The Olders finally have Yeats’ Aedh Wishes for the Cloths of Heaven memorized. I do not. The rapidity with which they can memorize is confounding.

I read some Langston Hughes with the Youngers. New favorite: Merry-Go-Round.

Other:
Harlem - Langston Hughes
Theme for English B - Langston Hughes

Art - Elements of Design

Planned to, did not.

Greek / Latin

Planned to, did not.

Music - percussion

Planned to, did not.

Outdoors

The Olders trudged off to their job caring for farm animals once a week. I read with the Youngers - Beverly Cleary’s Henry and Ribsy - and our 3-yo nodded off…until I tried repositioning so I could share in a short power nap. At that point, he awoke,

and we all headed to the forest, to tromp, tramp, shuffle, and - and shoot.

Mr. 12yo brought out his bow and arrows and made like Leonidas; his brothers collected arrows and watched in awe as he sank them into the sky. Eventually we devolved to tag, hide-and-seek, and in the case of some, peeing in the wild.

History - early Renaissance

Planned to talk about, did not.

Carnage in the name of…what?

In writing these words, I might come across as a rational and articulate person, full of patience and kindness. In reality, I sometimes am, and am often not. We have four children who have engaged in feats of creativity and art-making at head-spinningly prolific levels since the time they could first hold pens in chubby little filthy fingers. We have a home full of art and art supplies and the tools and materials that may or may not be used at some point in the creation or pursuit of making something beautiful.

From 6am on virtually every day, there is a 3- and 6-year old moving their dreams onto paper and cardboard and wood in various forms. Pens, markers, paint, scissors, tape, string, twine…ad infinitum.
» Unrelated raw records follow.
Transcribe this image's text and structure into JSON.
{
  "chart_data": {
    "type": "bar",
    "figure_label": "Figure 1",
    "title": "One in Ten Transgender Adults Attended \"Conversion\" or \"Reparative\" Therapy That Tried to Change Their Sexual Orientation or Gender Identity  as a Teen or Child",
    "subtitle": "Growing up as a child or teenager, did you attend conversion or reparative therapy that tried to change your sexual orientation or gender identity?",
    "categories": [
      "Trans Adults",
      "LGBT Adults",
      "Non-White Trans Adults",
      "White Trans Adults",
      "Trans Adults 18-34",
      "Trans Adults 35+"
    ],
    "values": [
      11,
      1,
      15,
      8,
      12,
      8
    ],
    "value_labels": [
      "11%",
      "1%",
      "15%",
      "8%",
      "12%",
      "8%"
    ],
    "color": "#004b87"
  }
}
The amount of carnage - often beautiful carnage - they can unleash up on the world - specifically this house - in short periods of time is breathtaking.

So what word to use with what they can unleash in long periods of time?

I don’t know. I need to invent a new word.

Other

A 3yo designed a video game out of 20 pieces of 3x5 cards, makers, and a clip. He went to sleep with under his pillow and is very excited about playing his video game tomorrow. The pictures he has drawn are inimitable. That is a good thing.

A 15yo is re-reading Matilda for a comparative literature assignment. I love that.

A 12yo is immersed in chess and a book about the Rwandan genocide. I love that. His interests in learning those things, not the horrific happening in Rwanda.

We continued watching an HBO documentary about Frederick Douglas and five of his speeches. It is moving, chilling, and horrifying. A great deal to think about.